Lantai jenis kedua, terbuat dari bahan marmer. Lantai jenis ini digunakan
pada bangunan utama lantai dua. Gambar-gambar yang digunakan untuk
membentuk motif marmer adalah gabungan bentuk geometris dan bentuk tanaman
yang sudah dibentuk sedemikian rupa atau dalam seni rupa Islam disebut dengan
arabesque. Hal ini dipengaruhi dengan kuatnya pengaruh Islam pada budaya
melayu, sehingga motif-motif berbentuk manusia dan hewan tidak diizinkan untuk
digambarkan.
Lantai jenis ketiga, terbuat dari bahan kayu yang dicat dengan warna
coklat kemerah-merahan. Lantai jenis ini terdapat di seluruh teras beratap
bangunan lantai 2, dan seluruh lantai bangunan tingkat ketiga.
Terdapat lima jenis motif marmer yang digunakan, empat motif
merupakan jenis motif bersambung sedangkan satu jenis lagi merupakan marmer
Tangga utama ini berada tepat di depan bangunan utama. Keempat motif lain akan
dijelaskan sebagai berikut:
Motif marmer pertama dihias dengan bentuk sulur yang saling membelit.
Bagian atas dan bawah sulur diberi masing-masing sepasang garis merah dan biru
yang sejajar. Untuk menciptakan pola dari motif ini adalah dengan cara
menyambung motif sebelumnya, dengan motif sama yang sudah dibalikkan 180
derajat, demikian seterusnya. Pola ini cocok digunakan sebagai pembatas karena
sifat polanya yang memanjang. Untuk selanjutnya motif ini dinamakan motif
sulur. Marmer sulur dapat ditemukan di balairung, di daerah yang dekat
pintu-pintu keluar.
Motif marmer kedua dihias dengan bentuk dua kelopak bunga berwarna
emas yang terpotong. Ruang kosong diantara kelopak tersebut bagian diberi
hiasan daun-daun kecil berwarna biru. Untuk menciptakan pola dari motif ini
adalah dengan menyambung empat motif untuk menciptakan satu bunga utuh.
Caranya adalah dengan memutar motif selanjutnya 90 derajat searah jaruh jam.

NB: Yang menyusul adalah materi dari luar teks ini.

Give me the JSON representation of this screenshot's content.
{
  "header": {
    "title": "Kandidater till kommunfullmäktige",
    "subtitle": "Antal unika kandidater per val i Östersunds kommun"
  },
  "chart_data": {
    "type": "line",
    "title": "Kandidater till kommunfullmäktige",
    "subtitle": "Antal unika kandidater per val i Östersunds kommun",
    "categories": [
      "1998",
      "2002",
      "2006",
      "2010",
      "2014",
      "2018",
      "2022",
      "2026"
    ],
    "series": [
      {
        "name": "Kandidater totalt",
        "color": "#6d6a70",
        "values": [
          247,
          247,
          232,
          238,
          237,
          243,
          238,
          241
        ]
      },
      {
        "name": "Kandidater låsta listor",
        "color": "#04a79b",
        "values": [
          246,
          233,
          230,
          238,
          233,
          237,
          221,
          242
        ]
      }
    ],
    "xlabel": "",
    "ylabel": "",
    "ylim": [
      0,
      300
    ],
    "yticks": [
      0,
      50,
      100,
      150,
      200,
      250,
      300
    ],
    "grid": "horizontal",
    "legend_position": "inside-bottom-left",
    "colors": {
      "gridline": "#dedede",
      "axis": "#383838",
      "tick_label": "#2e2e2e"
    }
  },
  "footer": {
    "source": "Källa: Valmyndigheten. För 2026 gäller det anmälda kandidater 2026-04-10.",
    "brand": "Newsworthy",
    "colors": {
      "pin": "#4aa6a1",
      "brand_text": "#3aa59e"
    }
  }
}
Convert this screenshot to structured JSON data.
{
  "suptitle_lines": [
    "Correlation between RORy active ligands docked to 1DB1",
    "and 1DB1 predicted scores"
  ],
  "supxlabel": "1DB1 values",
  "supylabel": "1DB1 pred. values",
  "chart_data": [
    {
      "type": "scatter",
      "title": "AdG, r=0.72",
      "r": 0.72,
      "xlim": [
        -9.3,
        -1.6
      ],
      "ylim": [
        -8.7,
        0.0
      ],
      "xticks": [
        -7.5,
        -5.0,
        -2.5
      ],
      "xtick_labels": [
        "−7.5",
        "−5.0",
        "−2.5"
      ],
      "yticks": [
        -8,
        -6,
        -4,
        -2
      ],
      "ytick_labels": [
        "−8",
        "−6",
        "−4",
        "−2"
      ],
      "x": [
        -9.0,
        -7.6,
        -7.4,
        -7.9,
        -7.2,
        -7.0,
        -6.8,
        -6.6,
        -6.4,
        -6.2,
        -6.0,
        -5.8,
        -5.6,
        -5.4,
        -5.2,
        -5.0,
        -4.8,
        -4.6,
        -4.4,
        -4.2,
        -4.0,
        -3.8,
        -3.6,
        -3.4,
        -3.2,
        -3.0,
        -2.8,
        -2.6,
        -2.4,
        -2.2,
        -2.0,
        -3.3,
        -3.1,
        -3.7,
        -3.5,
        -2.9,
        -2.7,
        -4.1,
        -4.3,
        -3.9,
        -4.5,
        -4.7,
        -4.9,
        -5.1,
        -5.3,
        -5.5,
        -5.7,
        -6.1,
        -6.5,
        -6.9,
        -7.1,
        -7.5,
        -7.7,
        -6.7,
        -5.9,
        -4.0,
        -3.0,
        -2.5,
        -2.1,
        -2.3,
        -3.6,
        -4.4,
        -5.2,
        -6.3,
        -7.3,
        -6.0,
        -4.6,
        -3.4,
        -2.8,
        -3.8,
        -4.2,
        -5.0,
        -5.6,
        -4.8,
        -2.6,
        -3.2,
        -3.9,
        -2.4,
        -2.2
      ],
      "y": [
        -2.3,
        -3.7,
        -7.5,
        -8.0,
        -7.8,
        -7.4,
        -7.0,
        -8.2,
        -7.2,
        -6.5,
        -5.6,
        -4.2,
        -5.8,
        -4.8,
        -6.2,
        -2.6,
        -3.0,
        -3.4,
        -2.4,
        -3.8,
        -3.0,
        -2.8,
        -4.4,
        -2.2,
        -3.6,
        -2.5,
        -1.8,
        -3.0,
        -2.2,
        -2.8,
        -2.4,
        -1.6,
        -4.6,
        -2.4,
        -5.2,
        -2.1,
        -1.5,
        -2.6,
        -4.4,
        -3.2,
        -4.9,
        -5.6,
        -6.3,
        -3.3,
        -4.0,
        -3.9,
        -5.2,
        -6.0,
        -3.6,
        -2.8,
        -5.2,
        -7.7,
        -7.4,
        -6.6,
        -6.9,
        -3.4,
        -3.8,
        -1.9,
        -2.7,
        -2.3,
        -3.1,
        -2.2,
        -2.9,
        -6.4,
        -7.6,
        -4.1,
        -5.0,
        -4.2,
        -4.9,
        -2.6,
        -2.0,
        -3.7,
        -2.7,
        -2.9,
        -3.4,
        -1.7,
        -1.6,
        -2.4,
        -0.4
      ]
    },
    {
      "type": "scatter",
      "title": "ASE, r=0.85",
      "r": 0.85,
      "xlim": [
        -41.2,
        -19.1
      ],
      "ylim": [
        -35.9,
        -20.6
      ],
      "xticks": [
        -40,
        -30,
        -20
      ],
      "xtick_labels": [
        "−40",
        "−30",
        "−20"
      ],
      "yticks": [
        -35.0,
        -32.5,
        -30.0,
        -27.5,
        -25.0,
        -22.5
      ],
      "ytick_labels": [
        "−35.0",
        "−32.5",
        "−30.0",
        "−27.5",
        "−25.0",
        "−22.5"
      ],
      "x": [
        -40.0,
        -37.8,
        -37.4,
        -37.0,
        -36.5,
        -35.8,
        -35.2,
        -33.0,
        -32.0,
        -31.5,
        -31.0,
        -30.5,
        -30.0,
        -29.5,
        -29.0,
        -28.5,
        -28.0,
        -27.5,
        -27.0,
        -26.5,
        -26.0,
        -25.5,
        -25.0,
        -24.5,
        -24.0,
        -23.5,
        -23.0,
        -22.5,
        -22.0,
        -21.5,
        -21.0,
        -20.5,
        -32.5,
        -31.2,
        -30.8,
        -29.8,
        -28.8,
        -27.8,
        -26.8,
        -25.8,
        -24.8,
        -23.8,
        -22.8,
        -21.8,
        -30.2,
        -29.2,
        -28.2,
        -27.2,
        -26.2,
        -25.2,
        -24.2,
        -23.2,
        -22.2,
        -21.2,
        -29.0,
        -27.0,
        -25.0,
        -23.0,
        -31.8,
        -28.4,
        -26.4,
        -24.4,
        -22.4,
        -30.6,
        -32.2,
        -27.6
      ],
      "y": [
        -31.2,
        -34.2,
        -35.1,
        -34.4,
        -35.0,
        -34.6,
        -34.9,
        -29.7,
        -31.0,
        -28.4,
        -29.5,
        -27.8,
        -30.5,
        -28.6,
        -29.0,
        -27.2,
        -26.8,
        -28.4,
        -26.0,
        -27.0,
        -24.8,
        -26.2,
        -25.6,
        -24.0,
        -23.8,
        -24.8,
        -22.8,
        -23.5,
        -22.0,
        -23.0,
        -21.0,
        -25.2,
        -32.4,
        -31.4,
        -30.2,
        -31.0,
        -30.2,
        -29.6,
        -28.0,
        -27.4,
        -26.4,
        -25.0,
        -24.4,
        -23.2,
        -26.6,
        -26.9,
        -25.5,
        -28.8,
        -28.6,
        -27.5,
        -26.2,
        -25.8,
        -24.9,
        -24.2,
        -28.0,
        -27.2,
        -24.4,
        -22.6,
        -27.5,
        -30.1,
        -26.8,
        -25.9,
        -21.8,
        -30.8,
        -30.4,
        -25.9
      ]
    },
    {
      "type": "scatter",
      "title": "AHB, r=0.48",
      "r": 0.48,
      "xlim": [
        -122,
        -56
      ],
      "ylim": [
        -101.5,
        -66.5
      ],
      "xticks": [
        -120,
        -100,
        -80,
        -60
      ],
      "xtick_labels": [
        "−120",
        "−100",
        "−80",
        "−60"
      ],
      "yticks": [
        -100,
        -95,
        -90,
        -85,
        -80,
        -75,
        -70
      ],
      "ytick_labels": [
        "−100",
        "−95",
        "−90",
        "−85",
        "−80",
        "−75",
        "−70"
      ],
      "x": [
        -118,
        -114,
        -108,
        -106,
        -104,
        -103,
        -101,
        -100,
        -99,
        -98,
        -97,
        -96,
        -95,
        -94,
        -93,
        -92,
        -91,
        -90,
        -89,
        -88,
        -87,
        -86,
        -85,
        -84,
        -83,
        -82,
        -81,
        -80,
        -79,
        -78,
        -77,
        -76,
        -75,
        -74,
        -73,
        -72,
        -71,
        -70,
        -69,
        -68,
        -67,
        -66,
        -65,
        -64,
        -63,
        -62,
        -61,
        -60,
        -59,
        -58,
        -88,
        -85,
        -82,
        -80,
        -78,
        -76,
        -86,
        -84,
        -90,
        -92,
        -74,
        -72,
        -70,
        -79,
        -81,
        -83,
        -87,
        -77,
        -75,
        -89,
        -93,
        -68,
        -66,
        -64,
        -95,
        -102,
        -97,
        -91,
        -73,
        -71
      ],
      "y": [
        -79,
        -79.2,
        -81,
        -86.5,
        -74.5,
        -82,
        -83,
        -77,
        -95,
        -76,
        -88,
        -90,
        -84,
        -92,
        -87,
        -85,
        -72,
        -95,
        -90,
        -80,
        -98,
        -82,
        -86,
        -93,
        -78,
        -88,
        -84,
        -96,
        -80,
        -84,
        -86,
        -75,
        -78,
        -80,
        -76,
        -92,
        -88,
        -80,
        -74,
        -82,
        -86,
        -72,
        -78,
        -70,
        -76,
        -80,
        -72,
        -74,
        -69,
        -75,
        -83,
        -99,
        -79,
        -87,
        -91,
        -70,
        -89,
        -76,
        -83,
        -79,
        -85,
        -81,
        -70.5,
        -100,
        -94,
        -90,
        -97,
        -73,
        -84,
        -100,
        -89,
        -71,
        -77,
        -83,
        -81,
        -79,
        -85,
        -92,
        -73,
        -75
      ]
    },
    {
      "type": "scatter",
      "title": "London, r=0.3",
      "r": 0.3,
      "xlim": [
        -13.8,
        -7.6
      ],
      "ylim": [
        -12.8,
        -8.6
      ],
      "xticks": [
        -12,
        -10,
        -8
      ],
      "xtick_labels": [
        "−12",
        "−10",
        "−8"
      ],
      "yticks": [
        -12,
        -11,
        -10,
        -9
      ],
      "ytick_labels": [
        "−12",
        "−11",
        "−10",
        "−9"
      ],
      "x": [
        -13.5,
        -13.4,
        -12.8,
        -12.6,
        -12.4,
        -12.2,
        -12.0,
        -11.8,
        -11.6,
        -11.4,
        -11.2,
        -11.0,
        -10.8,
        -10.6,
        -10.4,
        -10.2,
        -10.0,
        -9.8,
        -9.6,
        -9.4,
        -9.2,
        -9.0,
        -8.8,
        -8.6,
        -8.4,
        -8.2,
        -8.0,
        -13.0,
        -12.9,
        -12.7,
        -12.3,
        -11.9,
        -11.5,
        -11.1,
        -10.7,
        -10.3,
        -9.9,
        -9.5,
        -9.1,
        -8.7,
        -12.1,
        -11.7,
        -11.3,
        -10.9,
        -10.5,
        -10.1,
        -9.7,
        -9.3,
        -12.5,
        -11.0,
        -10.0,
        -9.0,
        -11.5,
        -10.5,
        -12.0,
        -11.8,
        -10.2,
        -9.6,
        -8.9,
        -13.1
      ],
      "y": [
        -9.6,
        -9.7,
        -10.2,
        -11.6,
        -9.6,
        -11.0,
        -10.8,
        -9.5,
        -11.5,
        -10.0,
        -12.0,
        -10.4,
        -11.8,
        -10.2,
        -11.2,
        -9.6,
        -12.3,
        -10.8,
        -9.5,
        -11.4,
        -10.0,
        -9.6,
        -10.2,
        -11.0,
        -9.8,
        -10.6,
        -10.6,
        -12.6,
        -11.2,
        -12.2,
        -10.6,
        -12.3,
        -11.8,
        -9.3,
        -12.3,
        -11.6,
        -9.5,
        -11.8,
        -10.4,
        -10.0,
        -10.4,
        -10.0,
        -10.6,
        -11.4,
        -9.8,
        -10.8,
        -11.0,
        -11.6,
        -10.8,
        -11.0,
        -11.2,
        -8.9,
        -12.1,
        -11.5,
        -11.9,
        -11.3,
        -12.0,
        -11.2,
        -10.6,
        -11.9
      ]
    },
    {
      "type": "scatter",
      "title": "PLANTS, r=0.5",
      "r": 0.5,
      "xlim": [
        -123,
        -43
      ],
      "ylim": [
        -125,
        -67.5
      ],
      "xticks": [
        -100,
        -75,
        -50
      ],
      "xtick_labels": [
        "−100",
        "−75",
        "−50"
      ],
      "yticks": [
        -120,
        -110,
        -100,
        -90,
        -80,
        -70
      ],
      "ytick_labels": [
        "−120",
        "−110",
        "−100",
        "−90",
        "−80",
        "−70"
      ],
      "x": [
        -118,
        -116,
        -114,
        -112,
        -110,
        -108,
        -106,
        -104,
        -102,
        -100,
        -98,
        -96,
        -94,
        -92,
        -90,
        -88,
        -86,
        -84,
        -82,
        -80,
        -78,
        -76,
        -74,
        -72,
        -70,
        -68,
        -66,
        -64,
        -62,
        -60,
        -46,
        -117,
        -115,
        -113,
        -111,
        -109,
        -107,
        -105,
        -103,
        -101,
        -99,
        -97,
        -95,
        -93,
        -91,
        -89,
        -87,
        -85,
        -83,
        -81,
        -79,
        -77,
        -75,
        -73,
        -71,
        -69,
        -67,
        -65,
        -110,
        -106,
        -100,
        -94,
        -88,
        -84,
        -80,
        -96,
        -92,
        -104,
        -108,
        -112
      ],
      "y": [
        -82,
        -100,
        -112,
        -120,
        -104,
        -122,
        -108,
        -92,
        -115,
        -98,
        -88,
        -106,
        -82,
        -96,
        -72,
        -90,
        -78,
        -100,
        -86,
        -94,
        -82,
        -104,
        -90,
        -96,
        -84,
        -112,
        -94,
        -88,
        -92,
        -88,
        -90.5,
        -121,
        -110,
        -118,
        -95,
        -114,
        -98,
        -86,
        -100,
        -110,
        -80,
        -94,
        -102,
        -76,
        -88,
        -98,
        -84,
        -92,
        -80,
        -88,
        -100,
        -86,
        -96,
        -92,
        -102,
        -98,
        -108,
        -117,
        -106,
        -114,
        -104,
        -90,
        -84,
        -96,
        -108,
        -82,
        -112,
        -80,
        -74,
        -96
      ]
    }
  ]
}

Untuk selanjutnya motif ini dinamakan motif kelopak bunga. Marmer motif
kelopak bunga dapat ditemukan di balairung, di daerah yang dekat dengan
pintu-pintu keluar.
Motif marmer ketiga dihias dengan 3 bentuk seperempat lingkaran yang
disusun melebar dengan pusatnya terletak di sudut marmer. Lingkaran yang
terletak ditengah kemudian ditumpuk dengan bentuk geometris belah ketupat.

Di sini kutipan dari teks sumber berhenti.